Where the row_numbers are obviously not what we want. Removing the order by row will fix this

  id   |         name         |      firstUpdated      |      lastUpdated       |     dist      | row 
--------+----------------------+------------------------+------------------------+---------------+-----
   1064 | Portland - SE Lafaye | 2016-03-10 08:00:00+00 | 2022-06-27 14:00:00+00 | 4695.72085254 |   1
 277836 | Ladd's Addition      | 2022-01-23 17:04:59+00 | 2022-06-27 08:32:33+00 |  765.36603846 |   2
 230547 | Patton Rd            | 2021-07-30 19:20:01+00 | 2022-05-30 23:26:11+00 | 4275.30362346 |   3
  69822 | Ardea Apts 4th floor | 2021-01-19 23:59:24+00 | 2022-05-25 16:34:37+00 | 2006.54977501 |   4
 232023 | Home                 | 2021-08-12 23:07:05+00 | 2022-03-25 21:30:59+00 | 4009.31860293 |   5
  73435 | Healy Heights        | 2021-01-19 23:58:56+00 | 2022-03-24 21:31:43+00 | 3973.01820498 |   6
 229251 | 2871 SE Division St  | 2021-07-09 15:55:44+00 | 2022-03-07 15:27:03+00 | 1941.87789715 |   7
  64106 | NW PDX               | 2021-01-19 23:59:54+00 | 2021-12-15 19:27:20+00 | 4215.64193465 |   8
  69252 | Eastmoreland         | 2021-01-19 23:59:05+00 | 2021-10-28 15:29:50+00 |  4732.6373918 |   9
 235562 | NE 54th (Inside)     | 2021-09-11 21:42:07+00 | 2021-09-12 00:13:38+00 | 4665.55044115 |  10
(10 rows)
caparker commented 2 years ago

Removing the order by row does not actually solve the issue because of the json work that is commented out in the statement above.

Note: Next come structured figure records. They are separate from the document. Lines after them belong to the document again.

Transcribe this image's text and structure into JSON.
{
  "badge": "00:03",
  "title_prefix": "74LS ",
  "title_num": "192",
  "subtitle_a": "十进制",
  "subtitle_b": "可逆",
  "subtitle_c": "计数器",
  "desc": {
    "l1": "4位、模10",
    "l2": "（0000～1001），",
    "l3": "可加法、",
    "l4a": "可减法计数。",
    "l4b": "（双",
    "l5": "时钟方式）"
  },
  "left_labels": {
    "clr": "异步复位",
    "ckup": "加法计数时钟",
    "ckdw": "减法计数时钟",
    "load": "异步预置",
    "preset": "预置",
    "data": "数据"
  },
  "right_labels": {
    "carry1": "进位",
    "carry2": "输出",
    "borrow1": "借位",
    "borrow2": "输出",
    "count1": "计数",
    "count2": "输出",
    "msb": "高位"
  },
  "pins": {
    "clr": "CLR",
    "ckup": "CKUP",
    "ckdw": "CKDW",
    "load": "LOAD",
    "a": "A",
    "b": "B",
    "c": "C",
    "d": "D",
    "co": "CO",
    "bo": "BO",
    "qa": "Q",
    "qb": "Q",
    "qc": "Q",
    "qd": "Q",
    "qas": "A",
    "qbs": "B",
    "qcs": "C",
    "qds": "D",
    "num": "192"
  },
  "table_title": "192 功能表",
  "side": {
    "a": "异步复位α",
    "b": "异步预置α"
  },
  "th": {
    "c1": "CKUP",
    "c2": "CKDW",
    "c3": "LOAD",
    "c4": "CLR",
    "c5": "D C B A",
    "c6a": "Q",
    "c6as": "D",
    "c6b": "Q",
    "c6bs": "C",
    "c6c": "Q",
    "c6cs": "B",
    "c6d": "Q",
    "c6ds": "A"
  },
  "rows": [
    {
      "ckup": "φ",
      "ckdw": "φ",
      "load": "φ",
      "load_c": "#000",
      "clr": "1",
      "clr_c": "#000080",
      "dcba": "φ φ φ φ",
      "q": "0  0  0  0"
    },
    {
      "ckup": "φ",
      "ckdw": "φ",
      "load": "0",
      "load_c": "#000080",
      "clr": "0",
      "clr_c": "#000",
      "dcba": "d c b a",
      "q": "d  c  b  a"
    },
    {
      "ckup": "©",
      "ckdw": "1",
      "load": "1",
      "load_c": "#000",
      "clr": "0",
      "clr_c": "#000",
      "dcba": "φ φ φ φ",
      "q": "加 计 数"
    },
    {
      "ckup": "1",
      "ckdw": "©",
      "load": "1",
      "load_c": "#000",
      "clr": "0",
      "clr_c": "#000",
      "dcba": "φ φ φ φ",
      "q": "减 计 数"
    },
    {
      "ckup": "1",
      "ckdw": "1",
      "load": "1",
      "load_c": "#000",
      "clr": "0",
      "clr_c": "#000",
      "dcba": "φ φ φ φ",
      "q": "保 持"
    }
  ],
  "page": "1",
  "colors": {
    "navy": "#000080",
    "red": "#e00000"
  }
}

When you look at the results of the full query, again, with some fields commented out, you can see that the json aggregator sorts by the first key

 count |                                                                    json                                                                     
-------+---------------------------------------------------------------------------------------------------------------------------------------------
    18 | {"id": 67465, "name": "PSU_GBRL_Home", "lastUpdated": "2021-12-08T20:22:05+00:00", "firstUpdated": "2021-01-19T23:59:20+00:00"}
    18 | {"id": 70408, "name": "24th and Sherman", "lastUpdated": "2022-06-27T14:42:24+00:00", "firstUpdated": "2021-01-19T23:58:28+00:00"}
    18 | {"id": 218844, "name": "Strand East", "lastUpdated": "2022-06-27T14:41:29+00:00", "firstUpdated": "2021-01-28T18:33:18+00:00"}
    18 | {"id": 224865, "name": "Harrison West 26th floor", "lastUpdated": "2021-04-20T19:07:00+00:00", "firstUpdated": "2021-04-20T18:35:00+00:00"}
    18 | {"id": 233545, "name": "Portland SE 12th and", "lastUpdated": "2022-06-27T14:00:00+00:00", "firstUpdated": "2021-08-26T21:00:00+00:00"}
    18 | {"id": 273423, "name": "Grant and 24th", "lastUpdated": "2022-06-27T14:41:56+00:00", "firstUpdated": "2022-01-20T16:32:17+00:00"}
    18 | {"id": 277490, "name": "Habitatgarden", "lastUpdated": "2022-06-27T14:41:56+00:00", "firstUpdated": "2022-01-20T16:29:39+00:00"}
    18 | {"id": 277836, "name": "Ladd's Addition", "lastUpdated": "2022-06-27T08:32:33+00:00", "firstUpdated": "2022-01-23T17:04:59+00:00"}
    18 | {"id": 290941, "name": "Kat", "lastUpdated": "2022-06-27T14:43:02+00:00", "firstUpdated": "2022-02-18T23:50:09+00:00"}
    18 | {"id": 303816, "name": "SE Harrison & 27th", "lastUpdated": "2022-06-27T14:42:29+00:00", "firstUpdated": "2022-03-27T20:15:14+00:00"}

So in order to fix this so that we can still use the json aggregating method we will need to add the order by statement to the window function as well. For example

row_number() over (ORDER BY st_distance(st_makepoint(:lon,:lat)::geography, geog) asc nulls last) as row

This ensures that the data is sorted by distance and that we can recover this sorting after doing the aggregating later in the query.